‘If I go now will it be too early for—the ladies?’ said John, ‘as I see you’ve got business on hand.’
‘Oh, not at all; no business in particular; only I’m taking hold of the work, and Cattley is giving it up. Things are a little different, don’t you know, from what they were when he took it up. I daresay I shall have to make changes,’ Percy said.
‘Every new man does that,’ said mild Mr. Cattley, ‘and undoes them again two or three times probably before he finds the right way.’
‘I hope,’ said Percy, ‘I shan’t be so long about it as that; but if you’re ready, Jack, I’ll step along with you. You mightn’t find Aunt Mary by yourself. She’s busier than ever in the parish, more busy than she has any occasion to be; but ladies seldom attain the juste milieu.’
Mr. Cattley’s eyes flashed a little at this, but he only permitted himself to say,
‘You must give up those pretty speeches about ladies if you mean to do much good in the parish. Shall I see you back to dinner, John?’
‘They’re sure to keep him to lunch,’ said Percy, not sorry to pay back to ‘Old Cattley’ an answering prick: for the curate, in deference perhaps to Mrs. Sibley, had always continued to call his mid-day meal his dinner. ‘Hadn’t you better come too? Aunt Mary will want both of you; and then you can tell her yourself when you are going away. I hope I can give as good as I get,’ said this young ecclesiastic, as he led the way out of the house. ‘Old Cattley is too much of a good thing with his advices and his prophecies, as if we had not learnt a thing or two since his time. And he doesn’t want to go, don’t you know, not a bit. He has hung on here years longer than he ought to have done. My father did not mind waiting till I was ready to step in; but an old fellow like that is quite out of date for a curate. I’ll have a great deal of trouble to work the parish into what’s wanted now.’
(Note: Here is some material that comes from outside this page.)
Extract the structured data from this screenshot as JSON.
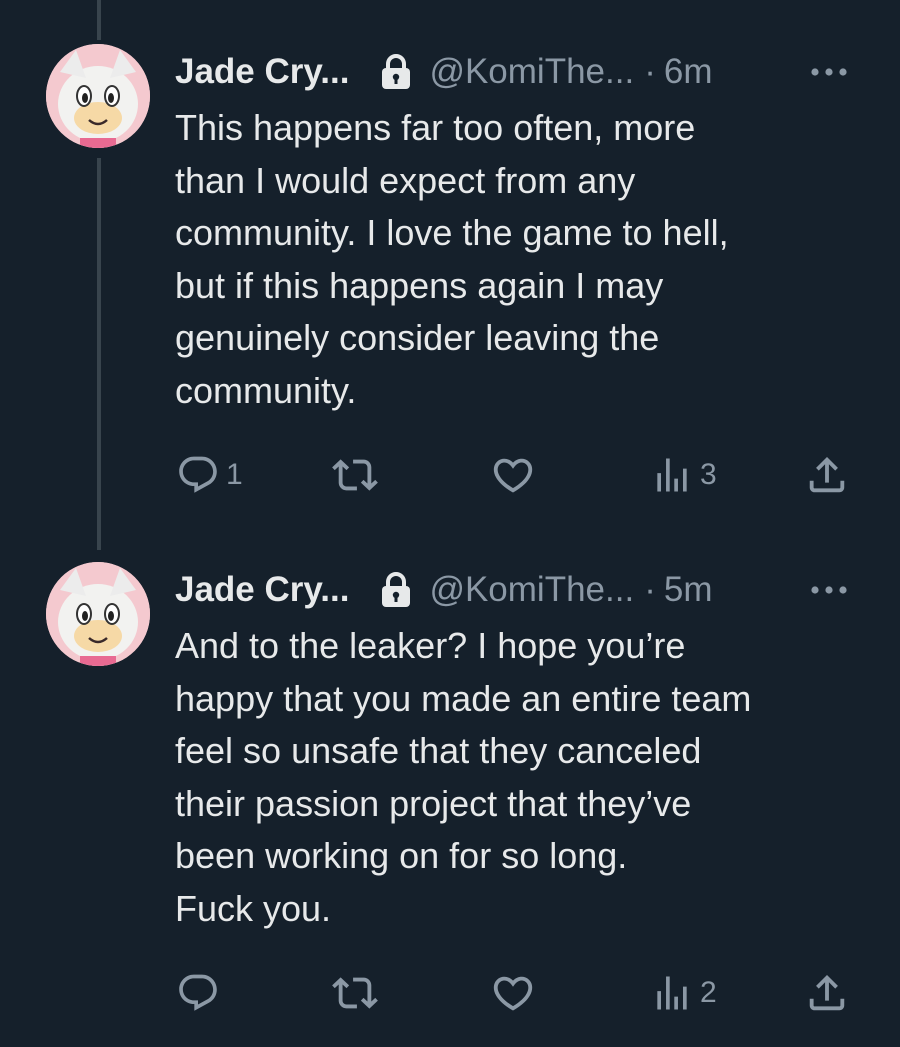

‘Perhaps I don’t know what’s wanted now,’ said John, with some suppressed resentment. ‘I always thought Mr. Cattley the model of everything a clergyman should be.’
‘That’s a very nice little speech,’ said the Rev. Percy; ‘but, bless your heart, he’s not a churchman at all—not a bit of him. Even Aunt Mary sees it now. He’s so much her slave, that she has always stuck to him, but I think even she sees it now.’